Conformal atomic layer deposition (ALD) inside macroscopic nanoporous solids with aspect ratios greater than 103 can require ALD reactant exposures on the order of 103 Torr-s or greater. For some ALD chemistries, such large exposures raise the concern of non-self-limiting deposition. In the case of ZnO ALD from diethylzinc (DEZ) and H2O, exposures in the 10–103 Torr-s range have resulted in metallic Zn deposition at typical temperatures used for ZnO ALD on wafers (e.g., ∼180 °C). This Zn deposition can be suppressed by lowering the deposition temperature, but this slows H2O desorption and, thus, can necessitate impractically long purge times. In this work, we use static-dose ALD with DEZ and H2O exposures >104 Torr-s to deposit ZnO inside Al2O3 nanoparticle compacts (NPCs) with 50.5 ± 0.3% porosity, 100 nm NP diameter, 1.55 ± 0.05 mm thickness, and an aspect ratio of 7800 ± 200 (based on the half-thickness), and we explore a novel approach to the deposition temperature, T: T is cycled between 160 °C (for H2O purges) and 120 °C (for all other steps).
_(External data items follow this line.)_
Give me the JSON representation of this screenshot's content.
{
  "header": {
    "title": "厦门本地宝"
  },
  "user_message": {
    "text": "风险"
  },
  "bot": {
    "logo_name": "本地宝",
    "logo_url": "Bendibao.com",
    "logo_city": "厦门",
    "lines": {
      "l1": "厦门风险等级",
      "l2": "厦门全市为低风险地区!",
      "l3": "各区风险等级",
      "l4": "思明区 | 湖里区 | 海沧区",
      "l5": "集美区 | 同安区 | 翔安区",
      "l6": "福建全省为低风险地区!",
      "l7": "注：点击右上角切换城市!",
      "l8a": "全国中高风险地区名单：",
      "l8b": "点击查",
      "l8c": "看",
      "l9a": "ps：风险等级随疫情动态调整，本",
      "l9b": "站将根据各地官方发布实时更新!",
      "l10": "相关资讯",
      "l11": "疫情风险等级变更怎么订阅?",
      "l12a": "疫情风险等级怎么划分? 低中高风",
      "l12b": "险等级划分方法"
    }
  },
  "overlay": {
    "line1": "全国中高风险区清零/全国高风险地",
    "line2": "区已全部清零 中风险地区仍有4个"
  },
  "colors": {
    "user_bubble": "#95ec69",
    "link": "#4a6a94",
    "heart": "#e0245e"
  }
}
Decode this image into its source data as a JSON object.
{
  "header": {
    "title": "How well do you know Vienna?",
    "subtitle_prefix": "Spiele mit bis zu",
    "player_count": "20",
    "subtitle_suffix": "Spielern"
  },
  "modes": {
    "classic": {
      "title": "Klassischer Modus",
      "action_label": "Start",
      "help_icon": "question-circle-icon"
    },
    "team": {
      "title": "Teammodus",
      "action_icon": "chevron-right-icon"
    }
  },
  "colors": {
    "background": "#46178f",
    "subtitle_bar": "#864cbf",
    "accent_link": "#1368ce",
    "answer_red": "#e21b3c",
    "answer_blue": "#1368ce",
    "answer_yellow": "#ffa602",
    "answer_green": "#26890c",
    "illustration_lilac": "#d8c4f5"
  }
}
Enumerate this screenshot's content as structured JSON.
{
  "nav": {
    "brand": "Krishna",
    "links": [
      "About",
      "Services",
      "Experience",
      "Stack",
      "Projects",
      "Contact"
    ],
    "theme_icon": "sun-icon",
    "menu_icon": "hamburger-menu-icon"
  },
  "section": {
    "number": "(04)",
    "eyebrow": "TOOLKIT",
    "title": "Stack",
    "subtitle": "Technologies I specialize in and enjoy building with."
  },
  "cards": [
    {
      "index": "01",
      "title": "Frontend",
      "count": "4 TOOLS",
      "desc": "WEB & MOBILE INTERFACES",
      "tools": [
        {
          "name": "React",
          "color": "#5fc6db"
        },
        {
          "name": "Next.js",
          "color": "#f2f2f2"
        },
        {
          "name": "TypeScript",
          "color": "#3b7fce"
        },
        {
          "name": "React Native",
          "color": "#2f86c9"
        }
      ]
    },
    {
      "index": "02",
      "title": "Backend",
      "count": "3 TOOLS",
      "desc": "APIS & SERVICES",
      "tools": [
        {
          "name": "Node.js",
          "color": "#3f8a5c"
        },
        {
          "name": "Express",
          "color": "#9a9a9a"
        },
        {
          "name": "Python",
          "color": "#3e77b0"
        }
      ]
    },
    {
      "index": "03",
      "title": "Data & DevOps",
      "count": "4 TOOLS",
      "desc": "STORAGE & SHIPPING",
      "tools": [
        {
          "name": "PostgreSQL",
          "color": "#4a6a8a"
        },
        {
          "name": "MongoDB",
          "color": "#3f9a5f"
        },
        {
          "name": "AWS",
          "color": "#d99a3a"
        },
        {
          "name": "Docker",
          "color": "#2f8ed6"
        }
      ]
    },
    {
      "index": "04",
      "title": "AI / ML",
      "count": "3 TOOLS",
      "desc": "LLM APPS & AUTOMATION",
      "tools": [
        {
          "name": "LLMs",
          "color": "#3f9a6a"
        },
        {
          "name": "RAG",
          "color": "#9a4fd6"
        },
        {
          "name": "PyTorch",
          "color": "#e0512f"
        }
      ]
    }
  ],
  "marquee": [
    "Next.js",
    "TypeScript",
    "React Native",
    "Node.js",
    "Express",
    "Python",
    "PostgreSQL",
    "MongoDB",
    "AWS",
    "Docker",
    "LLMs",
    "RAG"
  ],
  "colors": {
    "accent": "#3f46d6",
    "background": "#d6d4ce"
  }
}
For comparison, we also deposit ZnO with T held constant at 120 or 160 °C. Whereas the T = 160 °C process results in Zn metal deposition and nonuniform infiltration, the temperature-cycled process yields apparently self-limiting ZnO deposition at a growth per cycle (GPC) of ∼2.1 Å/cyc, forming an electrically conductive ZnO network that is uniform throughout the thickness of the NPC, with the exception of some ZnO depletion near the NPC surfaces, possibly due to the (unoptimized) long DEZ purge time. The T = 120 °C process produces similar results, although the GPC is slightly elevated, indicating diminished removal of H2O and/or OH during purges. We employ scanning electron microscopy with energy-dispersive x-ray spectroscopy, x-ray diffractometry, electrical resistivity measurements, and ALD chamber pressure analysis in our comparison of the three ALD processes.